Wells Fargo issued a stark warning to investors this week, cutting its outlook on Netflix and Paramount Global after the two studios clashed over control of Warner Bros. Discovery. Analyst Steven Cahall downgraded both entertainment stocks, signaling concern that the latest deal in Hollywood’s ongoing consolidation spree could weigh on profitability and investor confidence.
Cahall resumed coverage following the high-profile takeover battle that ended with Paramount securing the win. He lowered Netflix from a Buy to Hold rating, while slashing Paramount from Hold to Sell, according to Tip Ranks. His report set a $105 price target for Netflix, which represents roughly 6% upside potential, and a $10 target for Paramount, implying a 16% decline from current levels.
“We think WBD was NFLX’s opportunistic Plan B,” Cahall wrote. “Now it’s back to Plan A: invest for growth.” He added that Netflix chose not to outbid Paramount for Warner Bros. Discovery in order to stay focused on internal growth rather than expensive acquisitions. Wells Fargo expects the streaming leader to rebound by ramping up content spending and user engagement rather than buying more studios.

According to Investing.com, Netflix plans to pour about $20 billion into new programming this year, a figure expected to rise steadily through 2028. The company is also lining up major sports deals, including a possible NFL renewal estimated between $500 million and $1 billion per year for 10 to 20 games per season. Analysts say the move would mark a new chapter for Netflix as it eyes live sports to protect subscriber growth.

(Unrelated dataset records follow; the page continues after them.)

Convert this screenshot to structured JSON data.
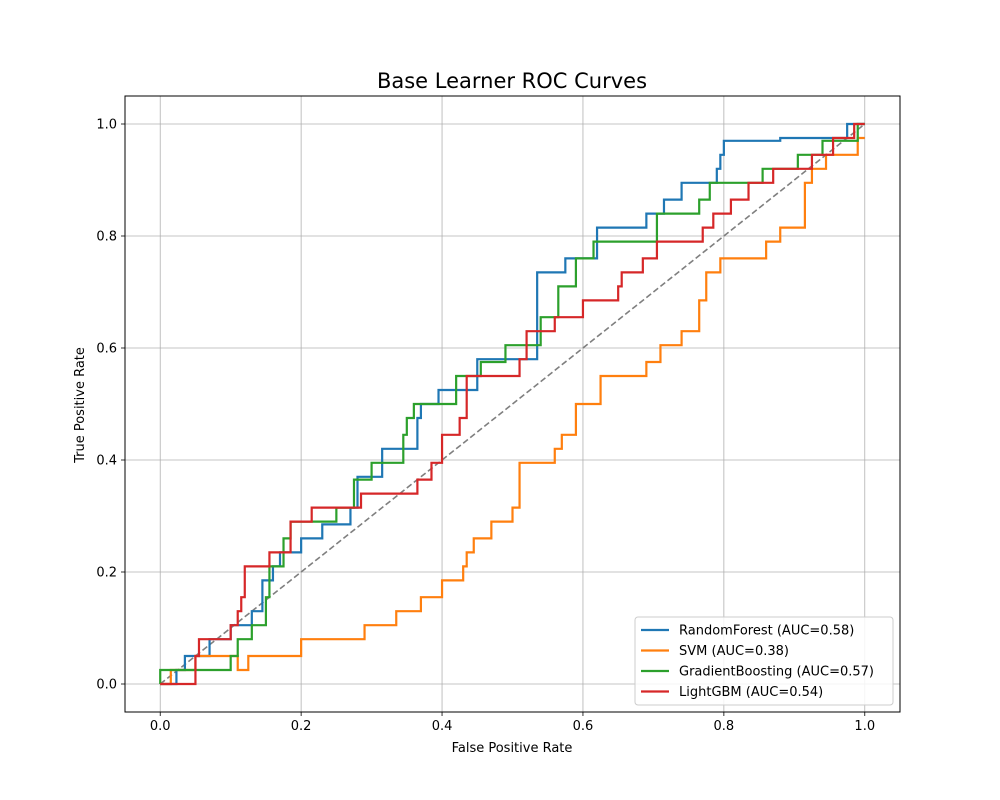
{
  "chart_data": {
    "type": "line",
    "title": "Base Learner ROC Curves",
    "xlabel": "False Positive Rate",
    "ylabel": "True Positive Rate",
    "xlim": [
      -0.05,
      1.05
    ],
    "ylim": [
      -0.05,
      1.05
    ],
    "xticks": [
      "0.0",
      "0.2",
      "0.4",
      "0.6",
      "0.8",
      "1.0"
    ],
    "yticks": [
      "0.0",
      "0.2",
      "0.4",
      "0.6",
      "0.8",
      "1.0"
    ],
    "grid": true,
    "legend_position": "lower-right",
    "diagonal": {
      "x": [
        0,
        1
      ],
      "y": [
        0,
        1
      ],
      "color": "#7f7f7f",
      "style": "dashed"
    },
    "series": [
      {
        "name": "RandomForest (AUC=0.58)",
        "color": "#1f77b4",
        "x": [
          0.0,
          0.023,
          0.023,
          0.035,
          0.035,
          0.07,
          0.07,
          0.1,
          0.1,
          0.13,
          0.13,
          0.145,
          0.145,
          0.16,
          0.16,
          0.17,
          0.17,
          0.2,
          0.2,
          0.23,
          0.23,
          0.27,
          0.27,
          0.28,
          0.28,
          0.315,
          0.315,
          0.365,
          0.365,
          0.37,
          0.37,
          0.395,
          0.395,
          0.45,
          0.45,
          0.535,
          0.535,
          0.575,
          0.575,
          0.62,
          0.62,
          0.69,
          0.69,
          0.715,
          0.715,
          0.74,
          0.74,
          0.79,
          0.79,
          0.795,
          0.795,
          0.8,
          0.8,
          0.88,
          0.88,
          0.975,
          0.975,
          0.985,
          0.985,
          1.0
        ],
        "y": [
          0.0,
          0.0,
          0.025,
          0.025,
          0.05,
          0.05,
          0.08,
          0.08,
          0.105,
          0.105,
          0.13,
          0.13,
          0.185,
          0.185,
          0.21,
          0.21,
          0.235,
          0.235,
          0.26,
          0.26,
          0.285,
          0.285,
          0.315,
          0.315,
          0.37,
          0.37,
          0.42,
          0.42,
          0.475,
          0.475,
          0.5,
          0.5,
          0.525,
          0.525,
          0.58,
          0.58,
          0.735,
          0.735,
          0.76,
          0.76,
          0.815,
          0.815,
          0.84,
          0.84,
          0.865,
          0.865,
          0.895,
          0.895,
          0.92,
          0.92,
          0.945,
          0.945,
          0.97,
          0.97,
          0.975,
          0.975,
          1.0,
          1.0,
          1.0,
          1.0
        ]
      },
      {
        "name": "SVM (AUC=0.38)",
        "color": "#ff7f0e",
        "x": [
          0.0,
          0.015,
          0.015,
          0.05,
          0.05,
          0.11,
          0.11,
          0.125,
          0.125,
          0.2,
          0.2,
          0.29,
          0.29,
          0.335,
          0.335,
          0.37,
          0.37,
          0.4,
          0.4,
          0.43,
          0.43,
          0.435,
          0.435,
          0.445,
          0.445,
          0.47,
          0.47,
          0.5,
          0.5,
          0.51,
          0.51,
          0.56,
          0.56,
          0.57,
          0.57,
          0.59,
          0.59,
          0.625,
          0.625,
          0.69,
          0.69,
          0.71,
          0.71,
          0.74,
          0.74,
          0.765,
          0.765,
          0.775,
          0.775,
          0.795,
          0.795,
          0.86,
          0.86,
          0.88,
          0.88,
          0.915,
          0.915,
          0.925,
          0.925,
          0.945,
          0.945,
          0.99,
          0.99,
          1.0
        ],
        "y": [
          0.0,
          0.0,
          0.025,
          0.025,
          0.05,
          0.05,
          0.025,
          0.025,
          0.05,
          0.05,
          0.08,
          0.08,
          0.105,
          0.105,
          0.13,
          0.13,
          0.155,
          0.155,
          0.185,
          0.185,
          0.21,
          0.21,
          0.235,
          0.235,
          0.26,
          0.26,
          0.29,
          0.29,
          0.315,
          0.315,
          0.395,
          0.395,
          0.42,
          0.42,
          0.445,
          0.445,
          0.5,
          0.5,
          0.55,
          0.55,
          0.575,
          0.575,
          0.605,
          0.605,
          0.63,
          0.63,
          0.685,
          0.685,
          0.735,
          0.735,
          0.76,
          0.76,
          0.79,
          0.79,
          0.815,
          0.815,
          0.895,
          0.895,
          0.92,
          0.92,
          0.945,
          0.945,
          0.975,
          0.975
        ]
      },
      {
        "name": "GradientBoosting (AUC=0.57)",
        "color": "#2ca02c",
        "x": [
          0.0,
          0.0,
          0.03,
          0.03,
          0.035,
          0.035,
          0.1,
          0.1,
          0.11,
          0.11,
          0.13,
          0.13,
          0.15,
          0.15,
          0.155,
          0.155,
          0.175,
          0.175,
          0.185,
          0.185,
          0.25,
          0.25,
          0.275,
          0.275,
          0.3,
          0.3,
          0.345,
          0.345,
          0.35,
          0.35,
          0.36,
          0.36,
          0.42,
          0.42,
          0.455,
          0.455,
          0.49,
          0.49,
          0.54,
          0.54,
          0.565,
          0.565,
          0.59,
          0.59,
          0.615,
          0.615,
          0.705,
          0.705,
          0.765,
          0.765,
          0.78,
          0.78,
          0.855,
          0.855,
          0.905,
          0.905,
          0.94,
          0.94,
          0.99,
          0.99,
          1.0
        ],
        "y": [
          0.0,
          0.025,
          0.025,
          0.025,
          0.025,
          0.025,
          0.025,
          0.05,
          0.05,
          0.08,
          0.08,
          0.105,
          0.105,
          0.155,
          0.155,
          0.21,
          0.21,
          0.26,
          0.26,
          0.29,
          0.29,
          0.315,
          0.315,
          0.365,
          0.365,
          0.395,
          0.395,
          0.445,
          0.445,
          0.475,
          0.475,
          0.5,
          0.5,
          0.55,
          0.55,
          0.575,
          0.575,
          0.605,
          0.605,
          0.655,
          0.655,
          0.71,
          0.71,
          0.76,
          0.76,
          0.79,
          0.79,
          0.84,
          0.84,
          0.865,
          0.865,
          0.895,
          0.895,
          0.92,
          0.92,
          0.945,
          0.945,
          0.97,
          0.97,
          1.0,
          1.0
        ]
      },
      {
        "name": "LightGBM (AUC=0.54)",
        "color": "#d62728",
        "x": [
          0.0,
          0.05,
          0.05,
          0.055,
          0.055,
          0.1,
          0.1,
          0.11,
          0.11,
          0.115,
          0.115,
          0.12,
          0.12,
          0.155,
          0.155,
          0.185,
          0.185,
          0.215,
          0.215,
          0.285,
          0.285,
          0.365,
          0.365,
          0.385,
          0.385,
          0.4,
          0.4,
          0.425,
          0.425,
          0.435,
          0.435,
          0.51,
          0.51,
          0.52,
          0.52,
          0.56,
          0.56,
          0.6,
          0.6,
          0.65,
          0.65,
          0.655,
          0.655,
          0.685,
          0.685,
          0.705,
          0.705,
          0.77,
          0.77,
          0.785,
          0.785,
          0.81,
          0.81,
          0.835,
          0.835,
          0.87,
          0.87,
          0.925,
          0.925,
          0.955,
          0.955,
          0.985,
          0.985,
          1.0
        ],
        "y": [
          0.0,
          0.0,
          0.05,
          0.05,
          0.08,
          0.08,
          0.105,
          0.105,
          0.13,
          0.13,
          0.155,
          0.155,
          0.21,
          0.21,
          0.235,
          0.235,
          0.29,
          0.29,
          0.315,
          0.315,
          0.34,
          0.34,
          0.365,
          0.365,
          0.395,
          0.395,
          0.445,
          0.445,
          0.475,
          0.475,
          0.55,
          0.55,
          0.58,
          0.58,
          0.63,
          0.63,
          0.655,
          0.655,
          0.685,
          0.685,
          0.71,
          0.71,
          0.735,
          0.735,
          0.76,
          0.76,
          0.79,
          0.79,
          0.815,
          0.815,
          0.84,
          0.84,
          0.865,
          0.865,
          0.895,
          0.895,
          0.92,
          0.92,
          0.945,
          0.945,
          0.975,
          0.975,
          1.0,
          1.0
        ]
      }
    ]
  }
}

In contrast, Cahall’s downgrade of Paramount pointed to rising debt and soft advertising markets. He warned that any earnings miss or broader sector pullback could drag shares far below the current $12 to $15 range. “Elevated leverage and ongoing streaming losses remain a key risk,” his note said. The analyst also cautioned that the company faces post-merger integration challenges as it absorbs Warner Bros. Discovery and contends with rivals like Disney and Netflix.

After losing the bidding war, Netflix co-CEOs Ted Sarandos and Greg Peters said the deal was “no longer financially attractive.” They stated that buying Warner Bros. Discovery was “a nice to have at the right price, not a must have at any price.” The company thanked the Warner Bros. Discovery board and leadership, saying they believed their proposal would have created jobs and strengthened the U.S. entertainment industry.
“We’ve always been disciplined,” the executives said, noting that they remain committed to building what they called a best-in-class streaming service. They added that the Netflix brand remains strong and is positioned for long-term organic growth.
Investors are now watching whether Paramount’s bold move to acquire Warner Bros. Discovery pays off or drags the company deeper into debt. Meanwhile, Netflix maintains its focus on original content, sports, and global expansion, trusting that steady growth will beat splashy deals in the long run.